Die Litanei wirkte wie ein Balsam auf Shans müde Seele. Die Priester und ihre Mantras hatten sein Leben verändert. Sie hatten es ihm ermöglicht, den Schmerz der Vergangenheit hinter sich zu lassen und nicht mehr zurückzublicken. Zumindest meistens. Das müsse genau untersucht werden, hatte er zu Chang gesagt. Die Worte hatten ihn selbst weitaus mehr überrascht als den Leutnant. Die Macht der Gewohnheit.

Als die Müdigkeit ihn zu übermannen drohte, stieg plötzlich ein Bild vor ihm auf. Ein kopfloser Körper saß aufrecht da und spielte mit einem goldenen Feuerzeug herum. Die Gestalt bemerkte ihn und streckte ihm zögernd das Feuerzeug entgegen. Auf einmal wurde ihm die Luft knapp. Keuchend riß er die Augen auf.
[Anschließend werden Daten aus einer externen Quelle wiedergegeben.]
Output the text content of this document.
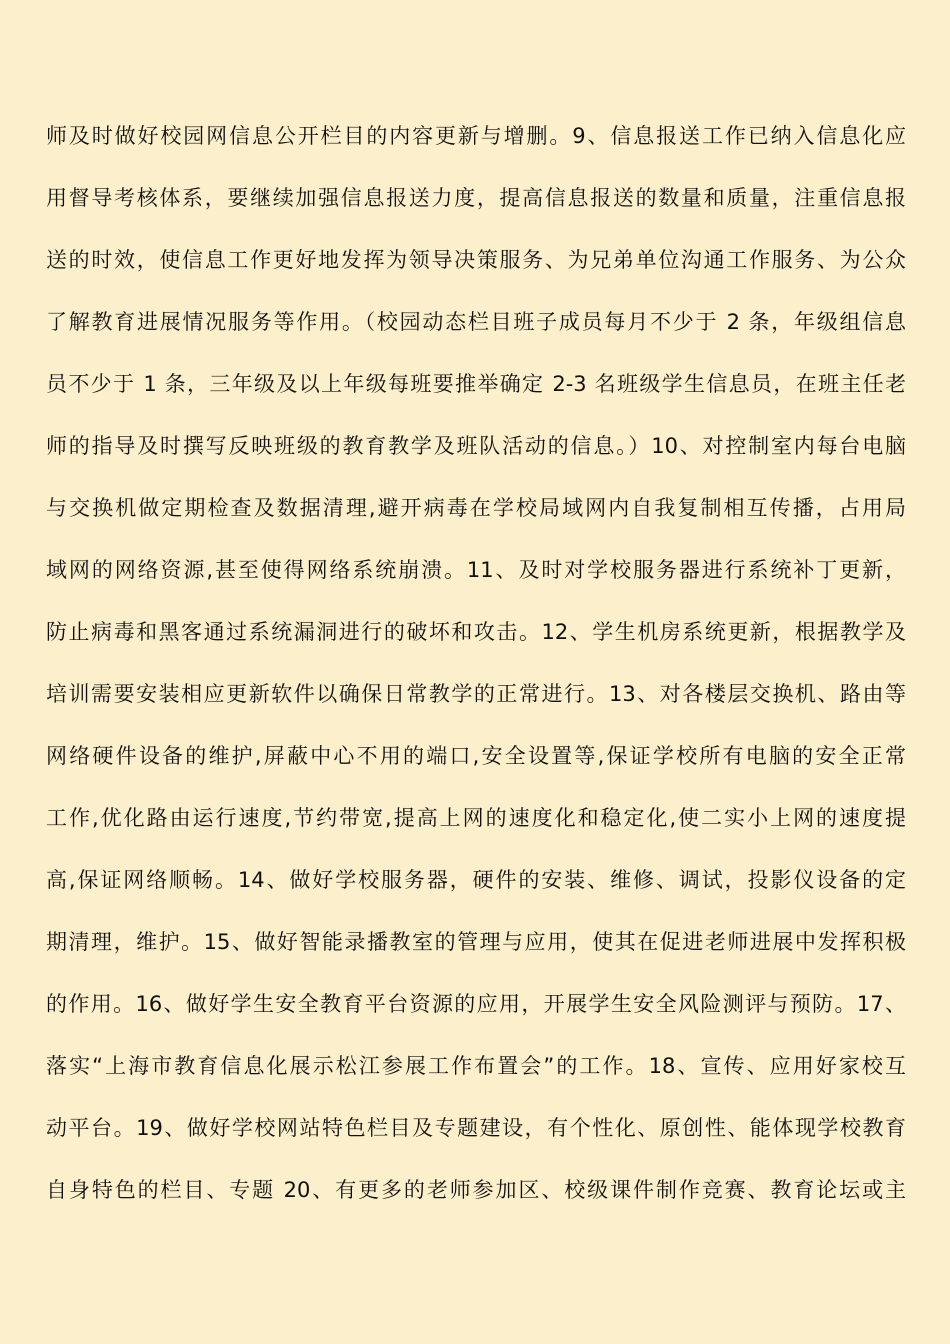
师及时做好校园网信息公开栏目的内容更新与增删。9、信息报送工作已纳入信息化应
用督导考核体系，要继续加强信息报送力度，提高信息报送的数量和质量，注重信息报
送的时效，使信息工作更好地发挥为领导决策服务、为兄弟单位沟通工作服务、为公众
了解教育进展情况服务等作用。（校园动态栏目班子成员每月不少于 2 条，年级组信息
员不少于 1 条，三年级及以上年级每班要推举确定 2-3 名班级学生信息员，在班主任老
师的指导及时撰写反映班级的教育教学及班队活动的信息。）10、对控制室内每台电脑
与交换机做定期检查及数据清理,避开病毒在学校局域网内自我复制相互传播，占用局
域网的网络资源,甚至使得网络系统崩溃。11、及时对学校服务器进行系统补丁更新，
防止病毒和黑客通过系统漏洞进行的破坏和攻击。12、学生机房系统更新，根据教学及
培训需要安装相应更新软件以确保日常教学的正常进行。13、对各楼层交换机、路由等
网络硬件设备的维护,屏蔽中心不用的端口,安全设置等,保证学校所有电脑的安全正常
工作,优化路由运行速度,节约带宽,提高上网的速度化和稳定化,使二实小上网的速度提
高,保证网络顺畅。14、做好学校服务器，硬件的安装、维修、调试，投影仪设备的定
期清理，维护。15、做好智能录播教室的管理与应用，使其在促进老师进展中发挥积极
的作用。16、做好学生安全教育平台资源的应用，开展学生安全风险测评与预防。17、
落实“上海市教育信息化展示松江参展工作布置会”的工作。18、宣传、应用好家校互
动平台。19、做好学校网站特色栏目及专题建设，有个性化、原创性、能体现学校教育
自身特色的栏目、专题 20、有更多的老师参加区、校级课件制作竞赛、教育论坛或主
Nicht der khampa beobachtete ihn, sondern ein älterer Mann, der einzige Sträfling mit einem echten Rosenkranz, einer antiken mala aus Jadeperlen, die sie vor einigen Monaten zufällig gefunden hatten. Der Mann, der sie benutzte, saß schräg gegenüber von Shan neben Trinle auf der Bank hinter dem Führerhaus. Sein Gesicht war glatt wie ein runder Pflasterstein, abgesehen von der gezackten Narbe an der linken Schläfe, wo ihn vor dreißig Jahren ein Rotgardist mit einer Hacke angegriffen hatte. Choje Rinpoche war der kenpo, der Abt vom Kloster Nambe gewesen, einem der vielen tausend Klöster, das die Chinesen zerstört hatten. Jetzt war er kenpo der 404. Baubrigade des Volkes.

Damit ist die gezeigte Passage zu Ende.